View a gallery of photos from the Pontiac Point prayer vigil here.
Pontiac Point — where Jefferson, Surrey, Simcoe and Moss streets meet — was chosen for its proximity to the vast majority of the 16 shooting deaths in the city limits in the past year. “This is central,” Boudreaux said. “This rally is about affecting as much [of the community] as we can.”
According to The Advocate, four of those killed were between 18 and 19 years old, seven were between the ages of 21 and 33 and five were between the ages of 44 and 64. "As of Wednesday night, accused shooters had not been identified in at least five of the killings, including the Dec. 10 slaying of 57-year-old Rosando Gonzales, of Lafayette, on Surrey Street,” the paper reported Thursday.
Additionally, the paper noted that officers this year have also investigated at least 35 nonfatal shootings, with at least 24 people — including seven teenagers — injured by the gunfire.
“It doesn’t matter what side of the track you live on,” Boudreaux’s pastor, the Rev.
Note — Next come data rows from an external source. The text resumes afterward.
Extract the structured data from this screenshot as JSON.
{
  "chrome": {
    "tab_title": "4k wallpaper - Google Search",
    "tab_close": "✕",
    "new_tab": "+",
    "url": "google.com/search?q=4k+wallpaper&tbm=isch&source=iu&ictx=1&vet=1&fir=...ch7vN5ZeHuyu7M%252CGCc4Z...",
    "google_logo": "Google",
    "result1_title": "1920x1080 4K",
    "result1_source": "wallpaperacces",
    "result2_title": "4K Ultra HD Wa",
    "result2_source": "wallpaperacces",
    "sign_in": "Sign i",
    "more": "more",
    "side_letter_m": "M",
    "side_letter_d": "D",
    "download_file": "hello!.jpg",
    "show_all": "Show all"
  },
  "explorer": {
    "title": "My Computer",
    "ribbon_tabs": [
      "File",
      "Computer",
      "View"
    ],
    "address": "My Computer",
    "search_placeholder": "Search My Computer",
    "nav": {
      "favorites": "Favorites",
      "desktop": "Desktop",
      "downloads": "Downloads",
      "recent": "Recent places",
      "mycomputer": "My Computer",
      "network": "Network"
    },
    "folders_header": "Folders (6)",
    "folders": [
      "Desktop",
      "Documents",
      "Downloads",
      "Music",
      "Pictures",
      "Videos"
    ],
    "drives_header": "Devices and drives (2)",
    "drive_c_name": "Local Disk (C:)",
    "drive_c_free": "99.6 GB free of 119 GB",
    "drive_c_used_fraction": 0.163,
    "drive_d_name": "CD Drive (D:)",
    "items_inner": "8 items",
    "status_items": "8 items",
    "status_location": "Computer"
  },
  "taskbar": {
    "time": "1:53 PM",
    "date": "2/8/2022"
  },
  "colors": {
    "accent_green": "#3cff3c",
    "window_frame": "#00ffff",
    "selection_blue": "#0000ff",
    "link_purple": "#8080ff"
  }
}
Robert Johnson Sr. of Louisiana Avenue Methodist Church, told the crowd. “It affects us all.”
In the days leading up to the vigil, which was promoted almost solely on social media, the anger and frustration building up in Boudreaux were evident on his Facebook page: “Residents of our community are being killed in our streets by people who look like them. No one sees or says anything. Someone who does not look like the victim kills him and we yell, shout, march, rally, protest, get angry, upset and do something about it. We can never be silent!”
At one point early Wednesday evening, the Rev. Ben Carter of Church Beyond Walls asked everyone to join hands in prayer, and another pastor later asked all law enforcement (Chief Jim Craft was also in attendance) and elected officials to come forward in prayer.
Prayer alone won’t solve the crime problems plaguing the Northside, Boudreaux admitted after the rally, but he said if the entire community does not realize how much it affects us all and can come together to find solutions, the problems will persist.
“I’m just grateful to all of Lafayette, but I’m particularly grateful to the church community, to those who stepped up and stepped out and brought the prayers of God and prayers of conviction before us,” Boudreaux said in a video recorded by Susannah Malbreaux immediately after the rally.
“The call to action has been given. This is about motivating resources for me. How do we get our young men to solve their differences in a more peaceful way? How do we get folks to put down guns and realize guns are not the answer? We tap into our resources, and we allow those who are trained to do it, let them do it. Too many homicides in 2015. In 2016, let’s cut that number to zero.”